The last show arrives. Five and a half weeks of touring, and months of organising, all led to The Bird, the venue for Noisemaschin!!, on this final Tuesday night. I can feel myself already bending towards leaving, but manage to keep those feelings in check till the final act is done. It’s a good lesson: don’t check out before check-out time!

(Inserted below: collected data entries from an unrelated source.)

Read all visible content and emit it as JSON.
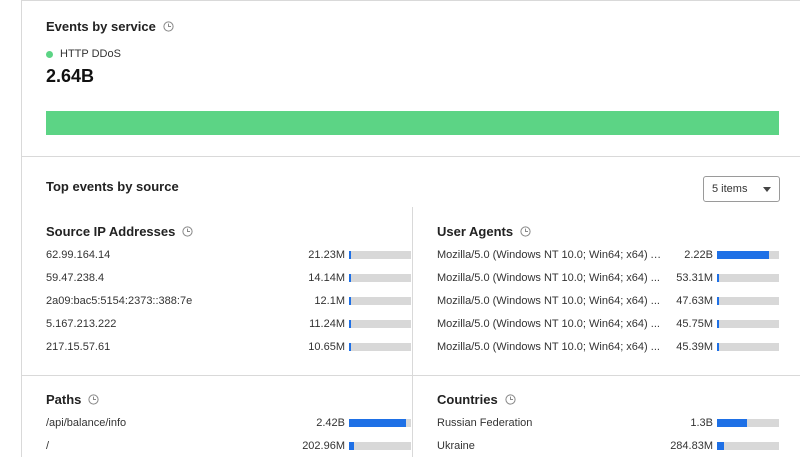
{
  "events_by_service": {
    "title": "Events by service",
    "legend": {
      "label": "HTTP DDoS",
      "color": "#5cd485"
    },
    "total": "2.64B",
    "bar_fraction": 1.0
  },
  "top_events": {
    "title": "Top events by source",
    "items_select": {
      "value": "5 items"
    },
    "source_ips": {
      "title": "Source IP Addresses",
      "rows": [
        {
          "label": "62.99.164.14",
          "value": "21.23M",
          "fraction": 0.01
        },
        {
          "label": "59.47.238.4",
          "value": "14.14M",
          "fraction": 0.006
        },
        {
          "label": "2a09:bac5:5154:2373::388:7e",
          "value": "12.1M",
          "fraction": 0.005
        },
        {
          "label": "5.167.213.222",
          "value": "11.24M",
          "fraction": 0.005
        },
        {
          "label": "217.15.57.61",
          "value": "10.65M",
          "fraction": 0.004
        }
      ]
    },
    "user_agents": {
      "title": "User Agents",
      "rows": [
        {
          "label": "Mozilla/5.0 (Windows NT 10.0; Win64; x64) A...",
          "value": "2.22B",
          "fraction": 0.84
        },
        {
          "label": "Mozilla/5.0 (Windows NT 10.0; Win64; x64) ...",
          "value": "53.31M",
          "fraction": 0.02
        },
        {
          "label": "Mozilla/5.0 (Windows NT 10.0; Win64; x64) ...",
          "value": "47.63M",
          "fraction": 0.018
        },
        {
          "label": "Mozilla/5.0 (Windows NT 10.0; Win64; x64) ...",
          "value": "45.75M",
          "fraction": 0.017
        },
        {
          "label": "Mozilla/5.0 (Windows NT 10.0; Win64; x64) ...",
          "value": "45.39M",
          "fraction": 0.017
        }
      ]
    },
    "paths": {
      "title": "Paths",
      "rows": [
        {
          "label": "/api/balance/info",
          "value": "2.42B",
          "fraction": 0.92
        },
        {
          "label": "/",
          "value": "202.96M",
          "fraction": 0.077
        }
      ]
    },
    "countries": {
      "title": "Countries",
      "rows": [
        {
          "label": "Russian Federation",
          "value": "1.3B",
          "fraction": 0.49
        },
        {
          "label": "Ukraine",
          "value": "284.83M",
          "fraction": 0.108
        }
      ]
    }
  }
}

It’s a full lineup. Six acts, delivered in two blocks with an intermission for the major changeover of performers. Elias Farhen opens the proceedings. Perhaps the youngest performer this evening, Farhen delivers a solid and considerate piece of electronic manipulation and saxophone. I enjoy watching musicians of analog instruments playing and utilising the tech, but not getting lost in the tools at the expense of the thing that is their primary instrument. Farhen does this well. The Pianos follow, also with saxophone, and an unknown string instrument that was longer than I am tall. Spiderlight was the third in this block, a trio comprising of cello, gong, and throat singing and other vocal techniques. This set opened up space into the room, a responsive dynamic between the three musicians that were quite clearly listening intently to each other. Intermission arrives and the stage is rearranged. I follow fourth. Sets were recommended at 20 minutes. Across the tour, set lengths have varied, but on average mine had settled at around 40-45 minutes. Tonight, I enjoy the condensing of time, the limitation demands focus. I aim for maximum output, a last final push, expending the last I have to offer in the space I had allocated. And I’m done. I leave the stage and CCCXXXIII take over. A duo of double bass and electronics. I am standing at the far end of the bar, trying to sell the last of my CDs when they start. Everything starts to vibrate with the massive sound waves breaking upon the nearby surfaces; the windows and fittings around me rattle. I feel like it’s the best spot in the room. And finally, Furchick takes the stage to round off the evening. It’s a wonderful set that employs magnets, frying pans, spatulas, a log of wood, and a saw. All elements appear multiple times across the set. Modest electronic manipulation and looping build a bed upon which the physicality of the performance commands. This is Claire making the most of the minimal, drawing on decades of actual practice, in the execution of an idea. It lands like an exclamation point. It is such a treat to watch performers commit to pulling ideas into the world, where the physical labour is essential to the process of imagining and realising.

And then it’s over. Done. Dusted. One more overnight transit delivers me back to the shore of home, and a satisfied collapse.

But the end is not the end. I don’t know what’s next, it’s too early. But something will appear after rest and reflection. There a massive list of thanks for the huge amount of work to make 21 events possible, to all those who put their hands up to take that upfront responsibility of booking and such, the additional assistance for advertising and posters etc, to all the trusting drummers who lent gear, the other bands and performers who shared the bill, for the help with transport/accommodation/food, for those that hung around and connected, sharing stories, and for everyone who turned up and become part of an event. Thanks! Thanks! Thanks! Let all do it again sometime.